В таких размышлениях о поверхности вспоминается формула Поля Валери, которую Делёз несколько раз упоминает в своей «Логике смысла»: «Глубочайшее – это кожа». Если бы эта формула досталась Жаку Лакану, он бы не преминул её подвергнуть инверсии, получив «Кожа – это глубочайшее». Незаметный лингвистический трюк, высветляющий смысл или, по крайней мере, позволяющий поставить вопрос: «А где начинается глубина?» Делёз приводит прекрасные примеры из размышлений стоиков, прочно связывающиеся с поставленным вопросом: «После какого по счёту выпавшего волоса человек становится лысым?
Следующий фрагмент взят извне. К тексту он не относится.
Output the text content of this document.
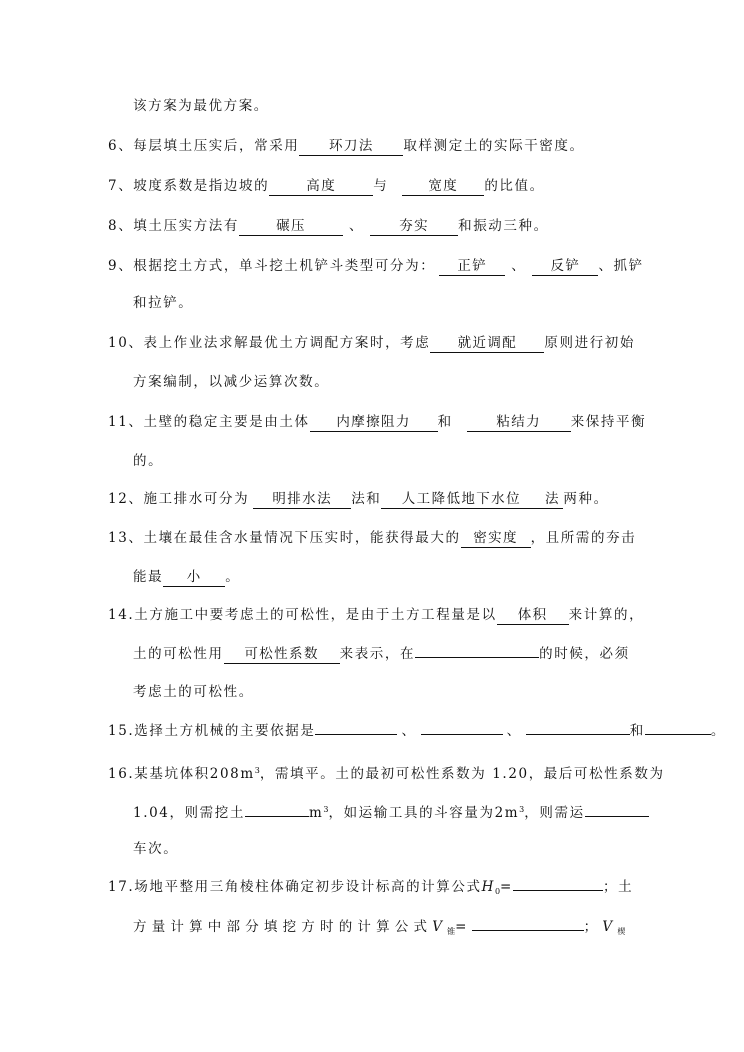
该方案为最优方案。
6、每层填土压实后，常采用 环刀法 取样测定土的实际干密度。
7、坡度系数是指边坡的	高度	与	宽度 的比值。
8、填土压实方法有	碾压	、	夯实 和振动三种。
9、根据挖土方式，单斗挖土机铲斗类型可分为： 正铲 、 反铲 、抓铲
和拉铲。
10、表上作业法求解最优土方调配方案时，考虑 就近调配 原则进行初始
方案编制，以减少运算次数。
11、土壁的稳定主要是由土体 内摩擦阻力 和	粘结力 来保持平衡
的。
12、施工排水可分为 明排水法 法和 人工降低地下水位 法 两种。
13、土壤在最佳含水量情况下压实时，能获得最大的 密实度 ，且所需的夯击
能最 小 。
14.土方施工中要考虑土的可松性，是由于土方工程量是以 体积 来计算的，
土的可松性用 可松性系数 来表示，在	的时候，必须
考虑土的可松性。
15.选择土方机械的主要依据是	、	、	和	。
16.某基坑体积$208m^3$，需填平。土的最初可松性系数为 1.20，最后可松性系数为
1.04，则需挖土	$m^3$，如运输工具的斗容量为$2m^3$，则需运
车次。
17.场地平整用三角棱柱体确定初步设计标高的计算公式$H_0=$	；土
方量计算中部分填挖方时的计算公式$V_锥=$	；$V_楔$
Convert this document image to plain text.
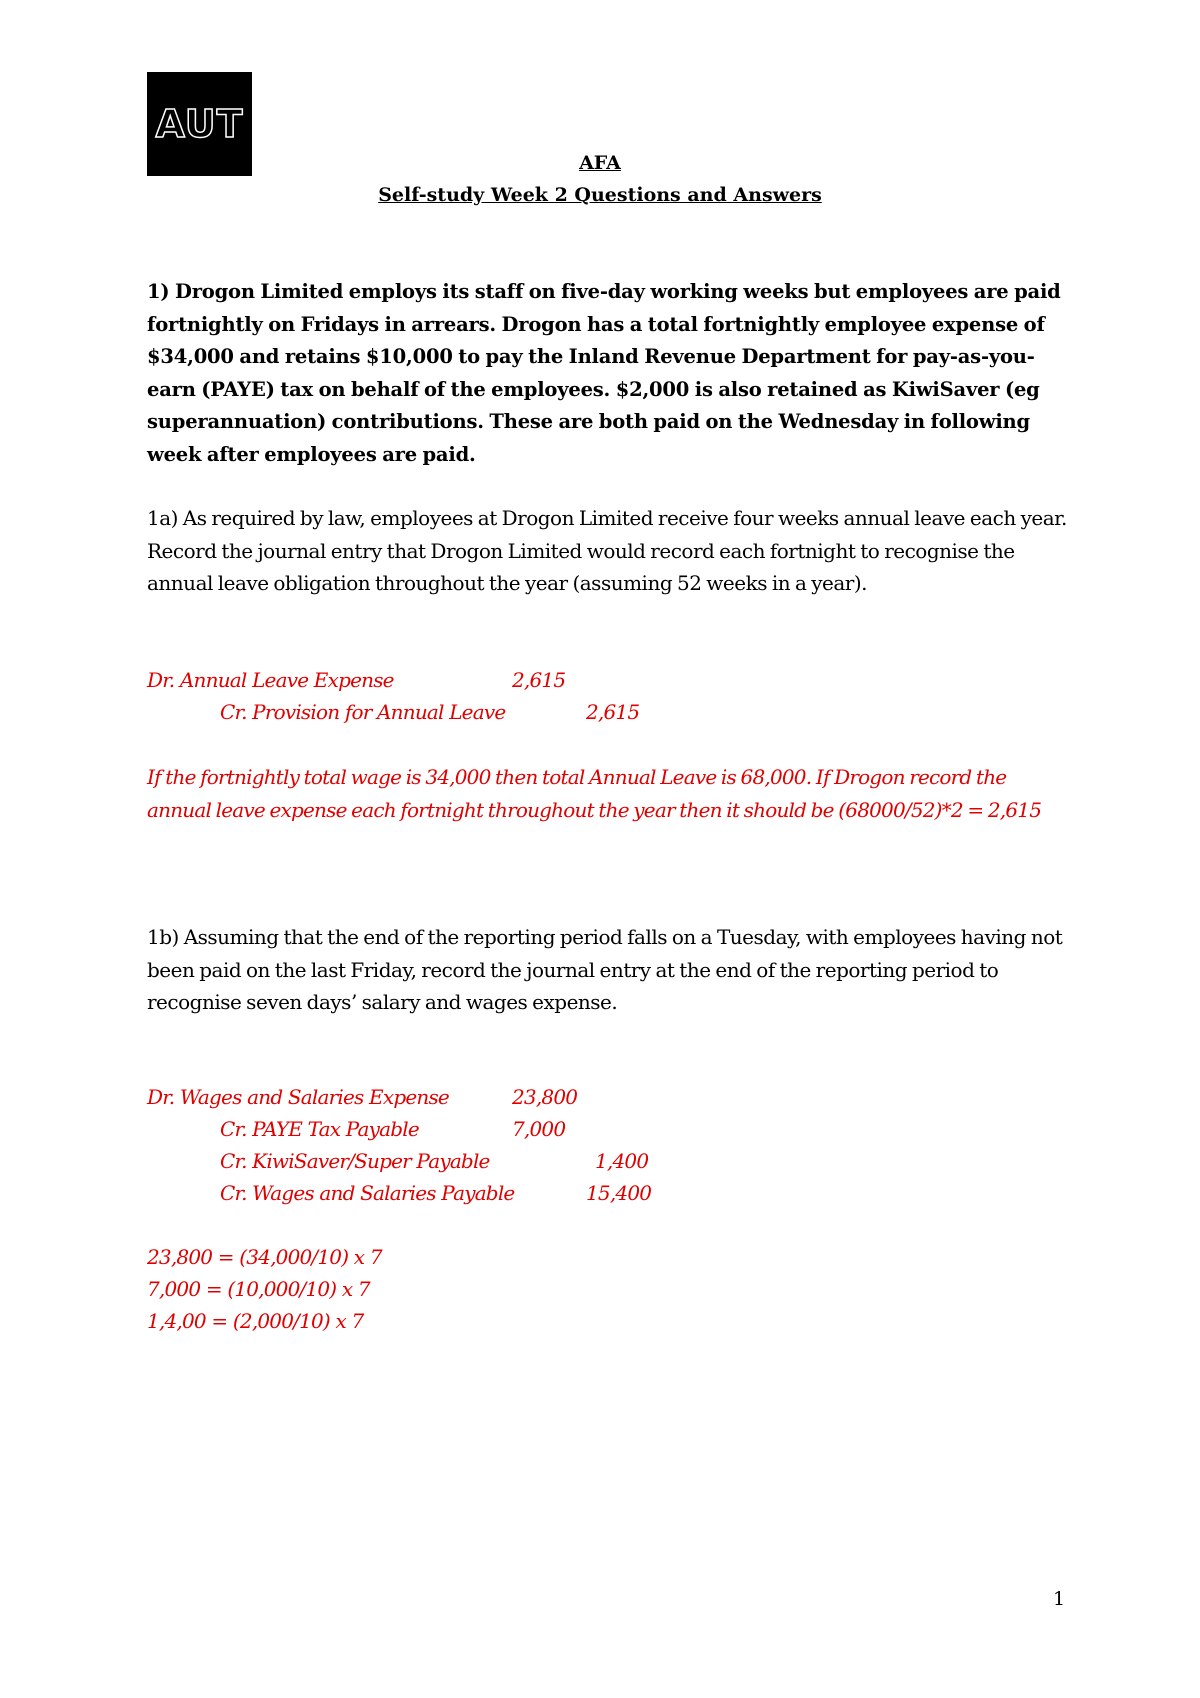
AUT
AFA
Self-study Week 2 Questions and Answers

1) Drogon Limited employs its staff on five-day working weeks but employees are paid fortnightly on Fridays in arrears. Drogon has a total fortnightly employee expense of $34,000 and retains $10,000 to pay the Inland Revenue Department for pay-as-you-earn (PAYE) tax on behalf of the employees. $2,000 is also retained as KiwiSaver (eg superannuation) contributions. These are both paid on the Wednesday in following week after employees are paid.

1a) As required by law, employees at Drogon Limited receive four weeks annual leave each year. Record the journal entry that Drogon Limited would record each fortnight to recognise the annual leave obligation throughout the year (assuming 52 weeks in a year).

Dr. Annual Leave Expense	2,615
Cr. Provision for Annual Leave	2,615

If the fortnightly total wage is 34,000 then total Annual Leave is 68,000. If Drogon record the annual leave expense each fortnight throughout the year then it should be (68000/52)*2 = 2,615

1b) Assuming that the end of the reporting period falls on a Tuesday, with employees having not been paid on the last Friday, record the journal entry at the end of the reporting period to recognise seven days’ salary and wages expense.

Dr. Wages and Salaries Expense	23,800
Cr. PAYE Tax Payable	7,000
Cr. KiwiSaver/Super Payable	1,400
Cr. Wages and Salaries Payable	15,400
23,800 = (34,000/10) x 7
7,000 = (10,000/10) x 7
1,4,00 = (2,000/10) x 7
1
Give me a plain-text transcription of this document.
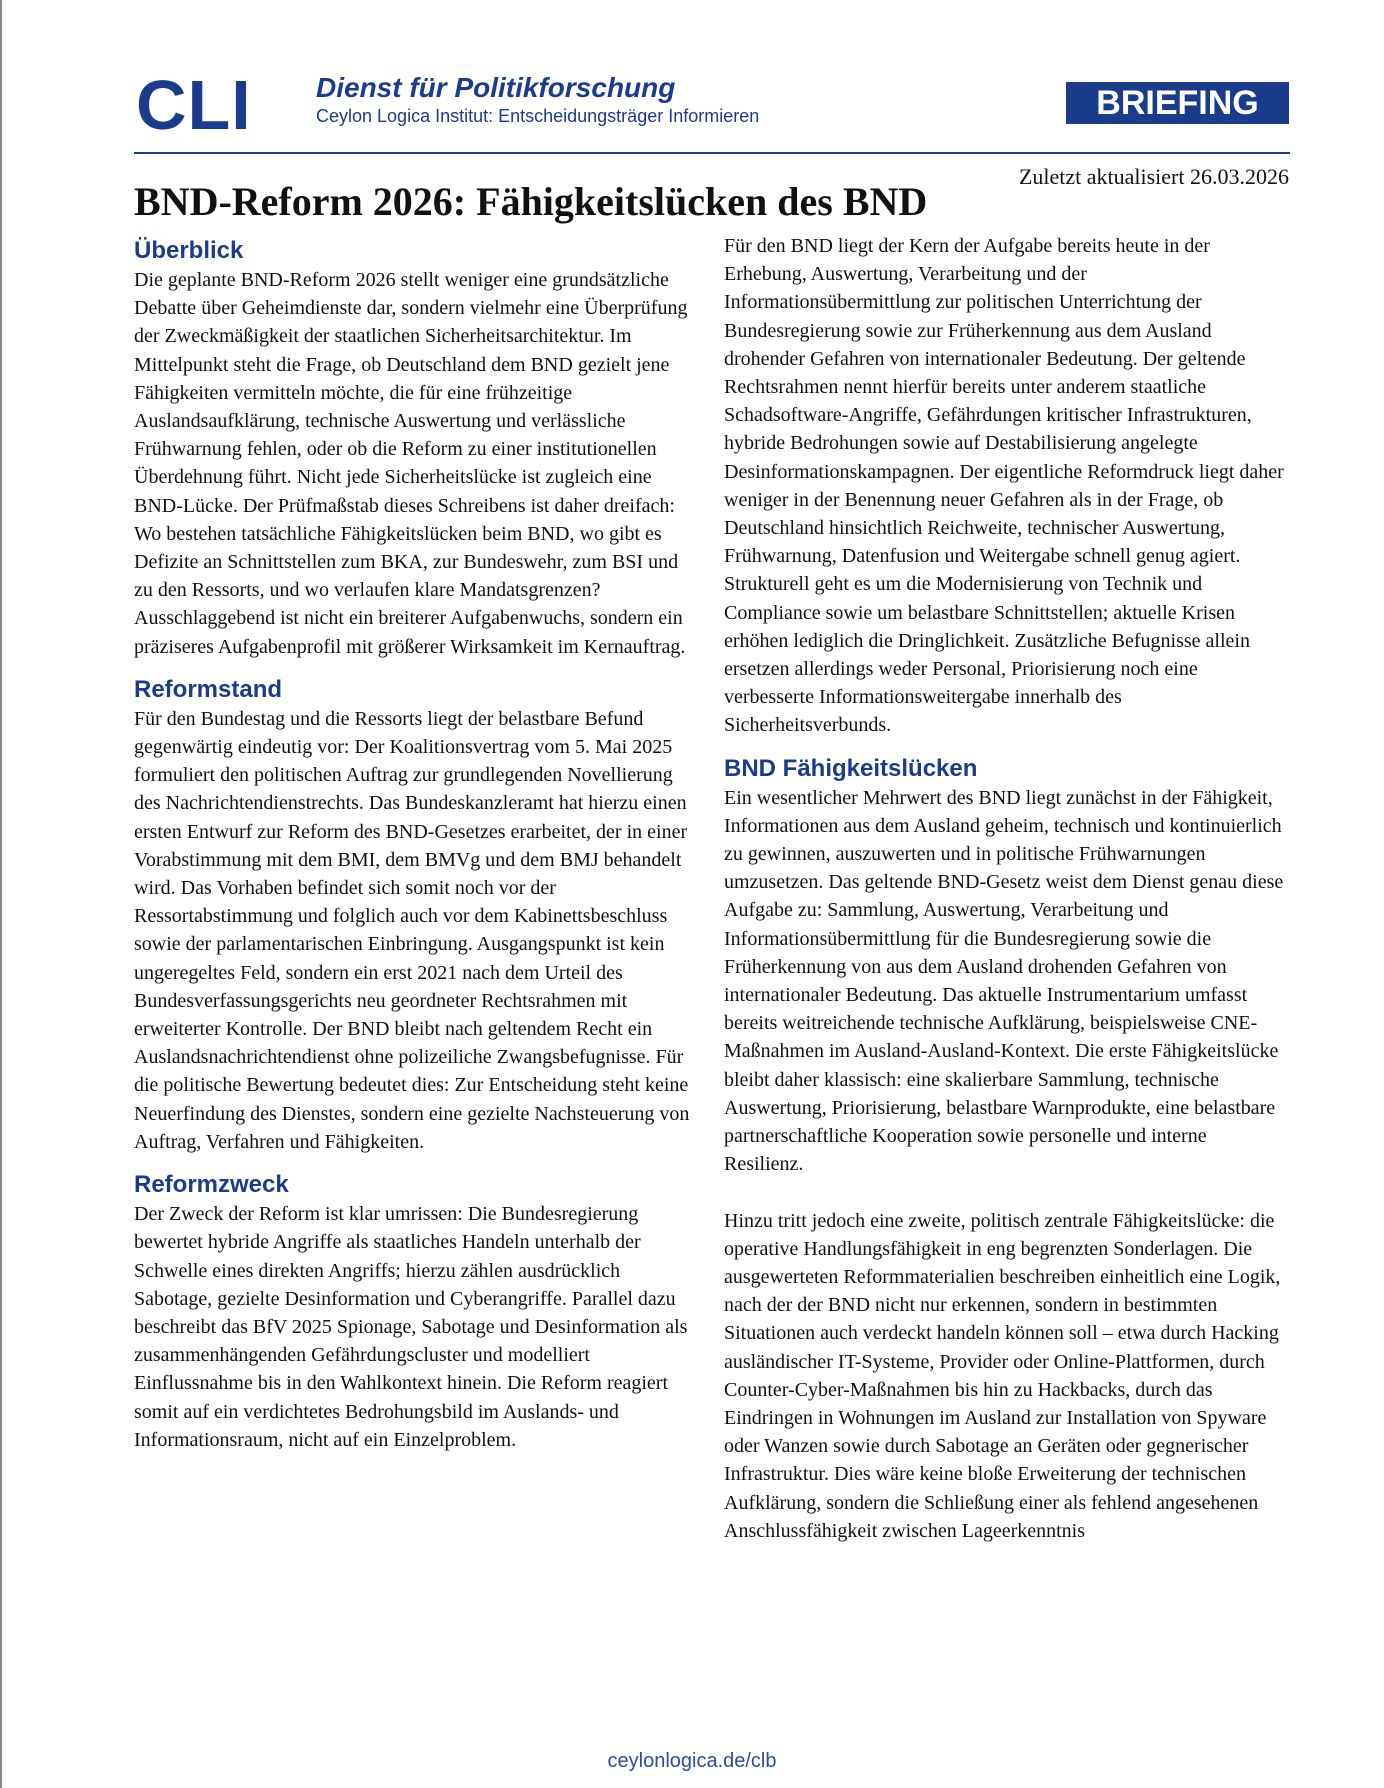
CLI Dienst für Politikforschung
Ceylon Logica Institut: Entscheidungsträger Informieren	BRIEFING
Zuletzt aktualisiert 26.03.2026
BND-Reform 2026: Fähigkeitslücken des BND
Überblick

Die geplante BND-Reform 2026 stellt weniger eine grundsätzliche Debatte über Geheimdienste dar, sondern vielmehr eine Überprüfung der Zweckmäßigkeit der staatlichen Sicherheitsarchitektur. Im Mittelpunkt steht die Frage, ob Deutschland dem BND gezielt jene Fähigkeiten vermitteln möchte, die für eine frühzeitige Auslandsaufklärung, technische Auswertung und verlässliche Frühwarnung fehlen, oder ob die Reform zu einer institutionellen Überdehnung führt. Nicht jede Sicherheitslücke ist zugleich eine BND-Lücke. Der Prüfmaßstab dieses Schreibens ist daher dreifach: Wo bestehen tatsächliche Fähigkeitslücken beim BND, wo gibt es Defizite an Schnittstellen zum BKA, zur Bundeswehr, zum BSI und zu den Ressorts, und wo verlaufen klare Mandatsgrenzen? Ausschlaggebend ist nicht ein breiterer Aufgabenwuchs, sondern ein präziseres Aufgabenprofil mit größerer Wirksamkeit im Kernauftrag.

Reformstand

Für den Bundestag und die Ressorts liegt der belastbare Befund gegenwärtig eindeutig vor: Der Koalitionsvertrag vom 5. Mai 2025 formuliert den politischen Auftrag zur grundlegenden Novellierung des Nachrichtendienstrechts. Das Bundeskanzleramt hat hierzu einen ersten Entwurf zur Reform des BND-Gesetzes erarbeitet, der in einer Vorabstimmung mit dem BMI, dem BMVg und dem BMJ behandelt wird. Das Vorhaben befindet sich somit noch vor der Ressortabstimmung und folglich auch vor dem Kabinettsbeschluss sowie der parlamentarischen Einbringung. Ausgangspunkt ist kein ungeregeltes Feld, sondern ein erst 2021 nach dem Urteil des Bundesverfassungsgerichts neu geordneter Rechtsrahmen mit erweiterter Kontrolle. Der BND bleibt nach geltendem Recht ein Auslandsnachrichtendienst ohne polizeiliche Zwangsbefugnisse. Für die politische Bewertung bedeutet dies: Zur Entscheidung steht keine Neuerfindung des Dienstes, sondern eine gezielte Nachsteuerung von Auftrag, Verfahren und Fähigkeiten.

Reformzweck

Der Zweck der Reform ist klar umrissen: Die Bundesregierung bewertet hybride Angriffe als staatliches Handeln unterhalb der Schwelle eines direkten Angriffs; hierzu zählen ausdrücklich Sabotage, gezielte Desinformation und Cyberangriffe. Parallel dazu beschreibt das BfV 2025 Spionage, Sabotage und Desinformation als zusammenhängenden Gefährdungscluster und modelliert Einflussnahme bis in den Wahlkontext hinein. Die Reform reagiert somit auf ein verdichtetes Bedrohungsbild im Auslands- und Informationsraum, nicht auf ein Einzelproblem.

Für den BND liegt der Kern der Aufgabe bereits heute in der Erhebung, Auswertung, Verarbeitung und der Informationsübermittlung zur politischen Unterrichtung der Bundesregierung sowie zur Früherkennung aus dem Ausland drohender Gefahren von internationaler Bedeutung. Der geltende Rechtsrahmen nennt hierfür bereits unter anderem staatliche Schadsoftware-Angriffe, Gefährdungen kritischer Infrastrukturen, hybride Bedrohungen sowie auf Destabilisierung angelegte Desinformationskampagnen. Der eigentliche Reformdruck liegt daher weniger in der Benennung neuer Gefahren als in der Frage, ob Deutschland hinsichtlich Reichweite, technischer Auswertung, Frühwarnung, Datenfusion und Weitergabe schnell genug agiert. Strukturell geht es um die Modernisierung von Technik und Compliance sowie um belastbare Schnittstellen; aktuelle Krisen erhöhen lediglich die Dringlichkeit. Zusätzliche Befugnisse allein ersetzen allerdings weder Personal, Priorisierung noch eine verbesserte Informationsweitergabe innerhalb des Sicherheitsverbunds.

BND Fähigkeitslücken

Ein wesentlicher Mehrwert des BND liegt zunächst in der Fähigkeit, Informationen aus dem Ausland geheim, technisch und kontinuierlich zu gewinnen, auszuwerten und in politische Frühwarnungen umzusetzen. Das geltende BND-Gesetz weist dem Dienst genau diese Aufgabe zu: Sammlung, Auswertung, Verarbeitung und Informationsübermittlung für die Bundesregierung sowie die Früherkennung von aus dem Ausland drohenden Gefahren von internationaler Bedeutung. Das aktuelle Instrumentarium umfasst bereits weitreichende technische Aufklärung, beispielsweise CNE-Maßnahmen im Ausland-Ausland-Kontext. Die erste Fähigkeitslücke bleibt daher klassisch: eine skalierbare Sammlung, technische Auswertung, Priorisierung, belastbare Warnprodukte, eine belastbare partnerschaftliche Kooperation sowie personelle und interne Resilienz.

Hinzu tritt jedoch eine zweite, politisch zentrale Fähigkeitslücke: die operative Handlungsfähigkeit in eng begrenzten Sonderlagen. Die ausgewerteten Reformmaterialien beschreiben einheitlich eine Logik, nach der der BND nicht nur erkennen, sondern in bestimmten Situationen auch verdeckt handeln können soll – etwa durch Hacking ausländischer IT-Systeme, Provider oder Online-Plattformen, durch Counter-Cyber-Maßnahmen bis hin zu Hackbacks, durch das Eindringen in Wohnungen im Ausland zur Installation von Spyware oder Wanzen sowie durch Sabotage an Geräten oder gegnerischer Infrastruktur. Dies wäre keine bloße Erweiterung der technischen Aufklärung, sondern die Schließung einer als fehlend angesehenen Anschlussfähigkeit zwischen Lageerkenntnis

ceylonlogica.de/clb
После которого брошенного оземь зерна образуется куча?» Вряд ли можно ответить на вопросы стоиков, но на вопрос «Где начинается глубина?» ответить можно так: «Сразу после поверхности».

Глубина – это не вопрос количества, но качества. Скользнув с поверхности, Колен и Фредерика оказываются на глубине, там, где можно отыскать исток тайны, определить её смысл, разгадать её. Но это только кажется. Мудрость Риветта, который снял Out 1 такой поразительной длительности, заключается в том, что он показывает как, скользнув с поверхности тайны в её глубину, оказываешься на следующей поверхности (глубочайшее – это поверхность). И, как закономерность, оказываешься перед новой тайной. Снова и снова. Урок Риветта, урок Out 1 – нет никакой разгадки тайны, тайна не заканчивается ответом, а рождает новую тайну. И эта сериальная форма тайны (каждая тайна обладает разгадкой, которая может быть определена как тайна), которую Делёз в «Логике смысла» приложил к смыслу (каждое обозначающее имя обладает смыслом, который может быть обозначен другим именем), и есть её смысл. Тайна – как процесс становления, побега, охоты, погони.

Out 1 – Noli me tangere мог бы быть бесконечным фильмом, так как тайна никогда не исчерпывается. Это интересно и даже забавно, но вот только погружение на глубину, в этом бесконечном движении от тайны к тайне, обладает побочными эффектами: омертвением чувств, немотой, безумием, смертью. И найдя отгадку, самым страшным иногда становится понимание, что она является всего лишь ещё одной тайной, разгадать которую уже нет сил. Ибо Снарк был Буджумом, увы.

 

Жан-Пьер Лео в фильме Out 1 – Noli me tangere

 

Л

«Кайе дю синема» 50-х – 60-х, включая и тот период, когда редактором журнала был Риветт, – территория любви. Но любовь не даётся так просто, её нужно завоевать, а затем день за днём оборонять. «Кайе» того времени – нарратив войны и любви, которые, будучи заключены в сложную структуру, переплетаются, сталкиваются, как тектонические плиты, потом отступают. В той точке сборки любви и войны казалось, что нужно научиться ненавидеть – но только для того, чтобы можно было ещё сильнее любить. И это была победа любви. Если уж автор «Кайе» влюблялся в какого-то auteur’а, то любил его беззаветно, пусть даже у этого автора-режиссёра случались неудачи. Нельзя любить фрагменты – нужно любить всё творчество целиком.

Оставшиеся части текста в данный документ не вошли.